Do you follow certain rules of journalistic deontology and ethics while you search, write, edit your news items?

I don't even know what this means.

What benefits, according to you, does or will citizen journalism bring to traditional journalism?

I think it will help to keep traditional journalism honest - catching out those who lie, mislead or make mistakes. It will give rise to new stories which bubble-up through citizen-journalism networks. Here, traditional media is in danger of being slow on the uptake, missing stories and reporting them too slowly and shallowly, but done right, traditional media can give these stories new audiences, and act as a trusted hub who can add value by supplying extra reporting resources and institutional muscle (taking a citizen-reported story, for example, and demanding answers from high-level people).

Describe me your experience with BBC.

As described above, and my sum-up piece for the BBC, I focused most of my attention on the kinds of reporting that Wikinews was doing - and helped to write and edit stories for that website, using a combination of primary and secondary sources. In addition, I did some interviews, talked to people within the BBC, and did some general research on citizen journalism practises.

One of the things that surprised me perhaps more than it should have was the kind of environment that the BBC News Online office is. Whilst the website news is all produced there, most of the content was generated by newsgathering teams, correspondents, newswires and freelancers. This is, of course, because news doesn't happen in an office, but out in the world, where people are. This limits the role of journalists writing stories all day to the use of secondary sources (other agencies, reporters and so on) and primary sources that happen to originate on the web (which, for press-release driven stories, or internet phenomena, is quite a few).
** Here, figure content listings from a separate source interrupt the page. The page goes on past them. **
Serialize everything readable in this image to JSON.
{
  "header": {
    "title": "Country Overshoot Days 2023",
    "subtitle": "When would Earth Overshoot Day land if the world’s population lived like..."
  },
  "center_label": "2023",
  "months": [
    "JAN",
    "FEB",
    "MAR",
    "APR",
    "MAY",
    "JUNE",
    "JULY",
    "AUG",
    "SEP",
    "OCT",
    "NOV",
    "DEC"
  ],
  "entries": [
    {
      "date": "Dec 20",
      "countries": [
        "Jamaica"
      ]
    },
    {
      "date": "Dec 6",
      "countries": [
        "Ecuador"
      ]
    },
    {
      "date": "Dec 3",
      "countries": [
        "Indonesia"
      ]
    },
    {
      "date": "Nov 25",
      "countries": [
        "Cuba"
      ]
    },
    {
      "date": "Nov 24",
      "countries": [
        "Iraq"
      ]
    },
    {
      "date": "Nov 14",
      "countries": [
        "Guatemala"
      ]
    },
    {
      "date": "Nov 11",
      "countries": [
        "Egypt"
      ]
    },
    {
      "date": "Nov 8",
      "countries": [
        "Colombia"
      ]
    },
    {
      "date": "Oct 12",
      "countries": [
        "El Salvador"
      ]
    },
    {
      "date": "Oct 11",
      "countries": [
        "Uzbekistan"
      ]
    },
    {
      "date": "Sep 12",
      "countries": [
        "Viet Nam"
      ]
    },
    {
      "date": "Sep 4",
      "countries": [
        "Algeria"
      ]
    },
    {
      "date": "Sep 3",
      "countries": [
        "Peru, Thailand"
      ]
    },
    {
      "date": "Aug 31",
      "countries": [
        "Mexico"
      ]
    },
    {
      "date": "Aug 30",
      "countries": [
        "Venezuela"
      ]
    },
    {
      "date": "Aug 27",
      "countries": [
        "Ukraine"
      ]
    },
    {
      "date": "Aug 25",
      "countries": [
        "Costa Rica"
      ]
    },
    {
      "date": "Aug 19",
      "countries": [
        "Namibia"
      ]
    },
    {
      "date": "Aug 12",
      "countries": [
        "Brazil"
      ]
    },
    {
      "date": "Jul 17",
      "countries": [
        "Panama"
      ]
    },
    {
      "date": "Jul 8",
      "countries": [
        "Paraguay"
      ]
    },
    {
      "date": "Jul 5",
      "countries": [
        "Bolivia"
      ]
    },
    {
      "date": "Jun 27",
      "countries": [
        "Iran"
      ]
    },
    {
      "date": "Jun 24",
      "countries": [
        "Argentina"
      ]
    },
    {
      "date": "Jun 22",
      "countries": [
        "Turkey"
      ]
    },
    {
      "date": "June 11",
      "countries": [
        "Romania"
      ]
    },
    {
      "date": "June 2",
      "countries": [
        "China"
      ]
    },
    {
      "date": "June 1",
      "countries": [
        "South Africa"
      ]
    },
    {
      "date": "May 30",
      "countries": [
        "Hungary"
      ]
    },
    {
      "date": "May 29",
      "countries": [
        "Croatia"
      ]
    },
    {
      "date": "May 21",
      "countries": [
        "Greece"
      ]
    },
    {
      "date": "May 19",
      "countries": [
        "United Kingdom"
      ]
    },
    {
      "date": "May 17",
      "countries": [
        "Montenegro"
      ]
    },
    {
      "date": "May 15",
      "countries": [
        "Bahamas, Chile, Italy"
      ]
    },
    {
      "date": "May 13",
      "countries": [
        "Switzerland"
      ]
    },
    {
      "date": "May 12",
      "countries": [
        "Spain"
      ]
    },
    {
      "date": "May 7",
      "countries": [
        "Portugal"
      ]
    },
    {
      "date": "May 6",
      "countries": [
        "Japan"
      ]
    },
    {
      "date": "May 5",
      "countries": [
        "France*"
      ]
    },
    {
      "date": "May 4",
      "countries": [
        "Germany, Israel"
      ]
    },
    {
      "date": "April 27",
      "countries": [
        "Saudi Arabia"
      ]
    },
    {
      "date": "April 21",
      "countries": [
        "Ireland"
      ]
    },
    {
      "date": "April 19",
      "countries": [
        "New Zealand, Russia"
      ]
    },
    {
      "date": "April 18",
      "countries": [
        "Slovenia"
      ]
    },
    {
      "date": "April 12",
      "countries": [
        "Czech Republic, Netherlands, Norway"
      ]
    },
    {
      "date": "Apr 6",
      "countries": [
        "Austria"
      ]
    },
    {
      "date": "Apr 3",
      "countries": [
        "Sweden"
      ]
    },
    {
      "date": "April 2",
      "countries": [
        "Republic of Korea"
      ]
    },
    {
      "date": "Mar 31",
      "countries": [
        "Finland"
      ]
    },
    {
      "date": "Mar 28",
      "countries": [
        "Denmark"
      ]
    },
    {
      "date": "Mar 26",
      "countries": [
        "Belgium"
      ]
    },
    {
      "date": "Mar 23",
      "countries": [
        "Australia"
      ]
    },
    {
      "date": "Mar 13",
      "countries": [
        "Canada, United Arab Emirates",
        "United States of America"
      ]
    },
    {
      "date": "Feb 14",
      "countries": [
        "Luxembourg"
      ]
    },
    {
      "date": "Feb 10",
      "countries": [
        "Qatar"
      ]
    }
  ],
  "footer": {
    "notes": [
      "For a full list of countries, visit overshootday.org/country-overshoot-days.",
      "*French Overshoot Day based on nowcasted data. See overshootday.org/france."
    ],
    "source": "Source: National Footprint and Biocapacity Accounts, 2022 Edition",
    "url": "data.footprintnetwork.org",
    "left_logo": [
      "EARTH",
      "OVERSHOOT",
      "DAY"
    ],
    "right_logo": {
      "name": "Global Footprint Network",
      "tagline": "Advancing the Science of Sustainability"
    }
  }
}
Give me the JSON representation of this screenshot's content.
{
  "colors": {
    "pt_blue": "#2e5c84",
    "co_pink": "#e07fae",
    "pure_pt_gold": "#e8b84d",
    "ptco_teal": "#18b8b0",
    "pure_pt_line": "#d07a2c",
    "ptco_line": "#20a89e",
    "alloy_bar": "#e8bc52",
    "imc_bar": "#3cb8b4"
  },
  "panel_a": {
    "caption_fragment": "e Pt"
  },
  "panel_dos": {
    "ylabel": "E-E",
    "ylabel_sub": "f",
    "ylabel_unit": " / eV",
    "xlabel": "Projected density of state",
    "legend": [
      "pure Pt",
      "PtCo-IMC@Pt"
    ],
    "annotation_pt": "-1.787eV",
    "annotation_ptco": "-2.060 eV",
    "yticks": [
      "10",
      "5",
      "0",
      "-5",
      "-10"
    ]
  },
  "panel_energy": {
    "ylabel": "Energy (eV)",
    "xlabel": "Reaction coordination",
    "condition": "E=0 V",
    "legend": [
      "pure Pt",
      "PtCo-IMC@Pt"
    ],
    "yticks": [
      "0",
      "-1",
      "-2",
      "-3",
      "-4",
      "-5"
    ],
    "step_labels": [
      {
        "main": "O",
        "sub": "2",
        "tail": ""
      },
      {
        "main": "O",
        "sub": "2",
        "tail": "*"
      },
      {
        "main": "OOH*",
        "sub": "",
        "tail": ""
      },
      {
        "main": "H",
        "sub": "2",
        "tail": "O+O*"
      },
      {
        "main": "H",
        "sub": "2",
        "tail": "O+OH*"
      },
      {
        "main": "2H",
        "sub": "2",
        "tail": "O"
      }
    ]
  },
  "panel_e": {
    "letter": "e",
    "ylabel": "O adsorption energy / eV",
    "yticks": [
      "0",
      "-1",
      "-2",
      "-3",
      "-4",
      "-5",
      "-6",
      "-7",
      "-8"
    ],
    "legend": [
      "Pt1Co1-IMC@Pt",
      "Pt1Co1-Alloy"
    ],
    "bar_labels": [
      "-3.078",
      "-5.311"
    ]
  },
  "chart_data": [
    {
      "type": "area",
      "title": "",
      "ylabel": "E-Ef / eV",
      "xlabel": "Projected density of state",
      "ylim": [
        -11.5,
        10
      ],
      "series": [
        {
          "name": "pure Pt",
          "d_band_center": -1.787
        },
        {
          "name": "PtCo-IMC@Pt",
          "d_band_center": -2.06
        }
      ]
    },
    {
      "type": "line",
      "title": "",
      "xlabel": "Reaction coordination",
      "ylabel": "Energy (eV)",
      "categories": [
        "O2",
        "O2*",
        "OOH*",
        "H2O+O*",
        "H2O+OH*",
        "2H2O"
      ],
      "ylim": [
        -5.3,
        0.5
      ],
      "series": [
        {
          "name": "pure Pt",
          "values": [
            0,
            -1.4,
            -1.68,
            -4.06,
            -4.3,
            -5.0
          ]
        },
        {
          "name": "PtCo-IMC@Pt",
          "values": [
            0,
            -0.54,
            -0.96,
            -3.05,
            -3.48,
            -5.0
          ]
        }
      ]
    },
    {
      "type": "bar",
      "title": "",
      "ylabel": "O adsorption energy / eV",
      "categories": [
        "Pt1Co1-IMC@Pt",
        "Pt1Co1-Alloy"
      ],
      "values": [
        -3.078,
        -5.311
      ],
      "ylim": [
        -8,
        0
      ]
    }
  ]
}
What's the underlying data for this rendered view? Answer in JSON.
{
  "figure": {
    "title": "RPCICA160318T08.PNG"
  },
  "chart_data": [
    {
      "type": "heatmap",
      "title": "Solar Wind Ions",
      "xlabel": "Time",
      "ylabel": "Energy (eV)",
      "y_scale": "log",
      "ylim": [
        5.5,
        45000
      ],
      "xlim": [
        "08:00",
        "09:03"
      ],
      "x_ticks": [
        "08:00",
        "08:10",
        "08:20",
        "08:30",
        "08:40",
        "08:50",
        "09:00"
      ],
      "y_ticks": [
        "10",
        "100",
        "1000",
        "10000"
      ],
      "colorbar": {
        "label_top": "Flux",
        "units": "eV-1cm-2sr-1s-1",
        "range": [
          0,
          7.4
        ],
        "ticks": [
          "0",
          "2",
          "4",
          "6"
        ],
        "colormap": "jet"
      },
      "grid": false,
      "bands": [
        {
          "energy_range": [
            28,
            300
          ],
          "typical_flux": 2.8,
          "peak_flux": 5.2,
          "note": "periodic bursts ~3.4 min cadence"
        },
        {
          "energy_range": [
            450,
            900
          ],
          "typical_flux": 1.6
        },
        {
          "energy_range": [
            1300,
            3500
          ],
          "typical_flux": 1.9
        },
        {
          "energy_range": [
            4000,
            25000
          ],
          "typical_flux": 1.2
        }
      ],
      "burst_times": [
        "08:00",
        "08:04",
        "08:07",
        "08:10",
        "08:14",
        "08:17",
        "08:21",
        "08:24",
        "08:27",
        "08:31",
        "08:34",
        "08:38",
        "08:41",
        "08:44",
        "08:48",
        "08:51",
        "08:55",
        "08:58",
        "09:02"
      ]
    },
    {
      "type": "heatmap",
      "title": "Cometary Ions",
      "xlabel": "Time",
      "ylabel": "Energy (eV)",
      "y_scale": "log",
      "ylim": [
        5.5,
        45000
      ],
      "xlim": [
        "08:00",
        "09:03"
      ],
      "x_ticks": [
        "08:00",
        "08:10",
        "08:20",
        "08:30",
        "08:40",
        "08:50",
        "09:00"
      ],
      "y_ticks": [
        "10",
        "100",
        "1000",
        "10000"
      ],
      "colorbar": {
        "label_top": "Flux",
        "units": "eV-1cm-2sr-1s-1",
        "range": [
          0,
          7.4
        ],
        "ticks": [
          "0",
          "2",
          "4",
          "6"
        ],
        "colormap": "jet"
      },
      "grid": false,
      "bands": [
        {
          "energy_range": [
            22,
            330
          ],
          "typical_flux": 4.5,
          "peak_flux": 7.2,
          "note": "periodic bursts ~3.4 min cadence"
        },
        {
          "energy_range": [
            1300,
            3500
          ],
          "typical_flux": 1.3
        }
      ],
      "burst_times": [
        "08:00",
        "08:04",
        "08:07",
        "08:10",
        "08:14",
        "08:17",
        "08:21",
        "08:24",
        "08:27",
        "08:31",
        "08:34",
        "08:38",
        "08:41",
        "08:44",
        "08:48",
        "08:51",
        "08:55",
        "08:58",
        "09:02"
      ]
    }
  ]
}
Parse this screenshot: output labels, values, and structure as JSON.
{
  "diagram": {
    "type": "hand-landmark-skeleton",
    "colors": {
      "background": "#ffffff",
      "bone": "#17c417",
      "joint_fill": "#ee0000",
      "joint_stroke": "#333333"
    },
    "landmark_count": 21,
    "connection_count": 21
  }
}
One interesting observation from this is how little source-reporting actually gets published. With the internet being all about the link, and citizen journalism being partly about transparency, being able to point to your source documents, material, notes and so on, is a powerful practice that is common in citizen journalism networks but largely absent from mainstream media outlets.

How does BBC perceive citizen journalism? Are they willing to adopt such practices?

I don't think I can answer for the BBC, but I don't think their aim is to adopt such practices themselves, but to better understand citizen journalism (hence their collaboration with me), and to work with facets of citizen journalism in order to better their own offering. They are, for example, already hugely successful in gathering user-generated photos, videos and reporting from major news events, and to some extent in picking up on citizen-originated stories.

How do you predict the future of citizen journalism?

I think, with more people connected to online networks (which enable the rapid spread of information), more people equipped with pervasive documenting tools (cameraphones, digital cameras, etc), and more people concerned with the news (due to the general intensifying of politics and conflict), citizen journalism as an activity will grow and grow. I don't think this will happen as a revolution, but as a natural progression - we will come to expect that news which doesn't happen behind closed doors should be well documented, reported and analysed by the wider community of journalists and non-journalists alike.